Position: Ph.D. Candidate

Current Institution: University of Illinois at Urbana-Champagne

Abstract:
Data-centric scheduling: novel algorithms, state space collapse and delay minimization in heavy traffic

Data-processing applications are posing increasingly significant challenges to scheduling in
today’s computing clusters. The presence of data induces an extremely heterogeneous cluster
where processing speed depends on the task-server pair. The situation is further complicated by ever-changing technologies of networking, memory, and software architecture. As a result, a suboptimal scheduling algorithm causes unnecessary delay in job completion and wastes system capacity.

We propose a versatile model featuring a multi-class parallel-server system that readily incorporates the different characteristics of a variety of systems. The model had been studied by Harrison, Williams and Stolyar. However, to achieve delay optimality in heavy-traffic with unknown arrival rate vectors has remained an open problem.
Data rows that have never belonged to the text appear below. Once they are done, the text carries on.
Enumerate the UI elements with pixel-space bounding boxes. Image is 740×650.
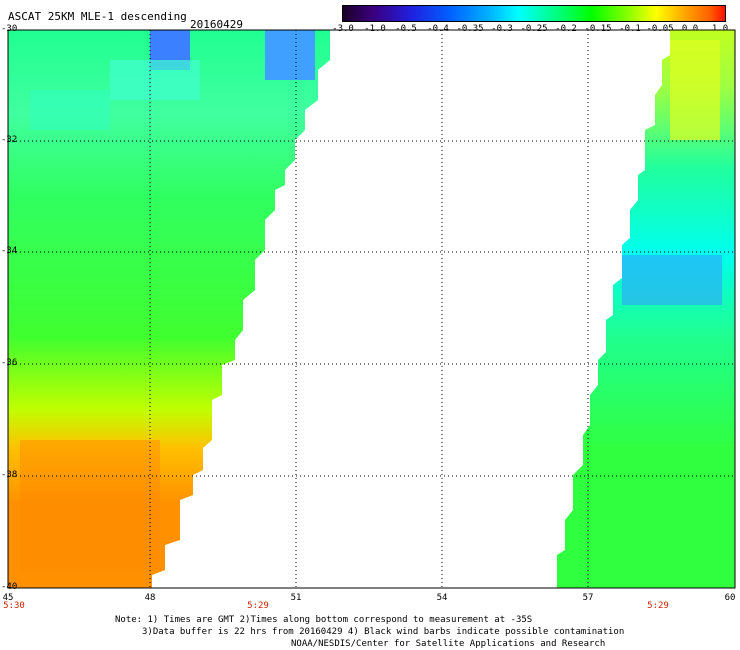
lon-label: 60 [724, 593, 736, 603]
map-frame [7, 29, 736, 589]
lat-label: -34 [1, 246, 18, 256]
right-swath-patch [622, 255, 722, 305]
colorbar-tick: -0.15 [584, 24, 612, 34]
map-date: 20160429 [190, 18, 243, 31]
lon-label: 51 [290, 593, 302, 603]
right-swath-patch [670, 40, 720, 140]
colorbar-tick: 0.0 [681, 24, 699, 34]
left-swath-patch [265, 30, 315, 80]
time-label: 5:30 [3, 601, 25, 611]
colorbar-tick: -0.5 [395, 24, 417, 34]
colorbar-tick: -0.25 [520, 24, 548, 34]
lat-label: -32 [1, 135, 18, 145]
map-grid [8, 30, 735, 588]
colorbar-gradient [343, 6, 725, 21]
right-swath [557, 30, 735, 588]
colorbar-tick: -0.2 [555, 24, 577, 34]
lon-label: 48 [144, 593, 156, 603]
colorbar-tick: -1.0 [364, 24, 386, 34]
colorbar-tick: -0.4 [427, 24, 449, 34]
lon-label: 54 [436, 593, 448, 603]
colorbar-tick: -0.3 [491, 24, 513, 34]
note-line: NOAA/NESDIS/Center for Satellite Applica… [291, 639, 606, 649]
colorbar-tick: -3.0 [332, 24, 354, 34]
map-title: ASCAT 25KM MLE-1 descending [8, 10, 187, 23]
colorbar-tick: 1.0 [711, 24, 729, 34]
lat-label: -36 [1, 358, 18, 368]
note-line: 3)Data buffer is 22 hrs from 20160429 4)… [142, 627, 625, 637]
left-swath-patch [20, 440, 160, 570]
note-line: Note: 1) Times are GMT 2)Times along bot… [115, 615, 533, 625]
colorbar-tick: -0.35 [456, 24, 484, 34]
left-swath-patch [110, 60, 200, 100]
colorbar-tick: -0.05 [646, 24, 674, 34]
lat-label: -30 [1, 24, 18, 34]
lat-label: -38 [1, 470, 18, 480]
lon-label: 57 [582, 593, 594, 603]
colorbar [342, 5, 726, 22]
time-label: 5:29 [247, 601, 269, 611]
lat-label: -40 [1, 582, 18, 592]
time-label: 5:29 [647, 601, 669, 611]
lon-label: 45 [2, 593, 14, 603]
left-swath-patch [30, 90, 110, 130]
colorbar-tick: -0.1 [619, 24, 641, 34]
We propose a novel algorithm that achieves delay optimality with unknown arrival rates. This enables the application of the algorithm to data-centric clusters. New proof techniques were required including construction of an ideal load decomposition. To demonstrate the effectiveness of the algorithm, we implemented a Hadoop MapReduce scheduler and showed that it achieves >10X improvement over existing schedulers.

Bio:
Qiaomin Xie is a final-year Ph.D. candidate in the Department of Electrical and Computer Engineering at the University of Illinois Urbana-Champaign. She received a B.E. in Electronic Engineering from Tsinghua University in 2010. Her research focuses on scalability, multi-resource packing and scheduling of efficient data-centric systems. She is the recipient of the Yi-Min Wang and Pi-Yu Chung Research Award (2015), and best paper award from IFIP Performance Conference (2011).